Assault at the workplace is normally seen as serious misconduct because of:

  • the harm or potential harm to the victim of the assault;

  • the potential disruption of workplace harmony;

  • the potential for the employer to be sued for vicarious liability by the assault victim;

  • the loss in working time due the need for an assaulted employee to take sick leave

  • the loss of business if the victim of the assault is a client.

Despite this, employers sometimes bungle disciplinary action against alleged assault culprits, and this is often because of the emotion attached to incidents of assault. This can be disastrous for the employer because section 188(1)(a) of the Labour Relations Act (LRA) makes it clear that the employer cannot fire an employee without good cause.

Should the employee dispute a dismissal via the CCMA or a bargaining council the employer will have the legal duty to prove that the dismissed employee was guilty of the assault and that, under the specific circumstances, dismissal was the most appropriate corrective measure. If the employer fails to convince the arbitrator of this the arbitrator could award reinstatement with back pay or could order the employer to pay up to 12 months’ remuneration in compensation.

In the case of Mafete vs SARS (Lex Info, 11 November 2024. Labour Court case number JR1479/21) Mafete, a Customs section manager, pleaded guilty to assaulting a tourist and was dismissed. The tourist had refused to pay the customs duty on items she had declared at customs. Mafete and a colleague had made several attempts to persuade her that she was required to pay the levied amount. Despite this she flatly refused to pay, to hand over her passport and to surrender the bag of items in question. When Mafete tried to confiscate the bag the tourist fled with the bag.

When Mafete caught up with her the bag fell to the floor. The video footage showed that, while Mafete was in the process of attempting to pick the bag up, the tourist ran forward in an attempt to grab the bag, but Mafete fended her off with his arm. As the CCMA upheld the fairness of the dismissal Mafete took the matter on review to the Labour Court.

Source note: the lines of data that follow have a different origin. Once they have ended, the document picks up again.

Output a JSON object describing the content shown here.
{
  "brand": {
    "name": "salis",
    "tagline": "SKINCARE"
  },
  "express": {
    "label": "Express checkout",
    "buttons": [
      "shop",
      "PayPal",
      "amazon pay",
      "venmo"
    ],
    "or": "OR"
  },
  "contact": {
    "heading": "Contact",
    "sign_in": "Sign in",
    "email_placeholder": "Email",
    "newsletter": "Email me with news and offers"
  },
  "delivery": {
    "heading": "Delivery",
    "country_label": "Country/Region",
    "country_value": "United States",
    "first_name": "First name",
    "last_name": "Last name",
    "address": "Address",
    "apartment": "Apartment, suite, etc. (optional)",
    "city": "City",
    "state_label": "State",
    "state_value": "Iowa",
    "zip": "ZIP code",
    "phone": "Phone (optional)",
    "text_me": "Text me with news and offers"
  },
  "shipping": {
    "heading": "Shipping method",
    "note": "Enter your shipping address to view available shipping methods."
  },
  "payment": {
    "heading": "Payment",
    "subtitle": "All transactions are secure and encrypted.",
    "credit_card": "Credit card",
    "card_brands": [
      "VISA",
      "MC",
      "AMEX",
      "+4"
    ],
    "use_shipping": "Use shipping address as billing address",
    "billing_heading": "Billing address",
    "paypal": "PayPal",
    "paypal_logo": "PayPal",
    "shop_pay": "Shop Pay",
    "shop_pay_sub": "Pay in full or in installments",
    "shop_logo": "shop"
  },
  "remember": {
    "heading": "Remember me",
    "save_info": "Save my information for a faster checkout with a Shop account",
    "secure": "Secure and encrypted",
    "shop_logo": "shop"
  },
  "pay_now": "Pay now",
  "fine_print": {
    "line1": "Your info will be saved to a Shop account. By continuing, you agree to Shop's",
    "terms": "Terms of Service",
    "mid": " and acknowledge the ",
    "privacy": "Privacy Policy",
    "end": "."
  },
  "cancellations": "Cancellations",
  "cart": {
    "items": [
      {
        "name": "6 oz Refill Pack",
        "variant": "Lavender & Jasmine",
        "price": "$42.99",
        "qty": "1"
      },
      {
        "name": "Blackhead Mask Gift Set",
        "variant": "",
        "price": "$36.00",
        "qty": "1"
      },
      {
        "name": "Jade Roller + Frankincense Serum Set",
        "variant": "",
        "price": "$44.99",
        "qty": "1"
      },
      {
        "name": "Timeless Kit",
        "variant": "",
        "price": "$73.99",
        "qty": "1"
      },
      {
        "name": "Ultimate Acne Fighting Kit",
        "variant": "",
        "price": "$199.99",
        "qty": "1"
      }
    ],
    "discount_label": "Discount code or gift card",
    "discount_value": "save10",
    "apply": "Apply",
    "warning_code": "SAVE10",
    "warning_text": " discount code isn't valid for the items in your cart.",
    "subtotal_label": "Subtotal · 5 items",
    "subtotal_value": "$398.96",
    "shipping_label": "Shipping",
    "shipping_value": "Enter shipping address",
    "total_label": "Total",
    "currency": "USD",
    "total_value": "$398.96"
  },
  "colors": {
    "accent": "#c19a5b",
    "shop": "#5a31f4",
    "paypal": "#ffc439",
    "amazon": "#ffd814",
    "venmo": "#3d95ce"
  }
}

The Court, noted that, while Mafete had admitted that he had committed assault, he had done so in the context of his duty. The Customs and Excise Act entitled officials to commit assault in cases where it was necessary to uphold the law. The Court noted that Mafete had been duty bound to use force to prevent the onrushing tourist from taking the confiscated bag. The Court therefore found that the dismissal had been unfair and ordered SARS to reinstate Mafete with 3 years and 5 months’ backpay.

This very costly outcome highlights the need for employers to understand that, in labour law, the outcome of cases is based not on technical guilt but on the principle of fairness as applied to the unique circumstances of each case.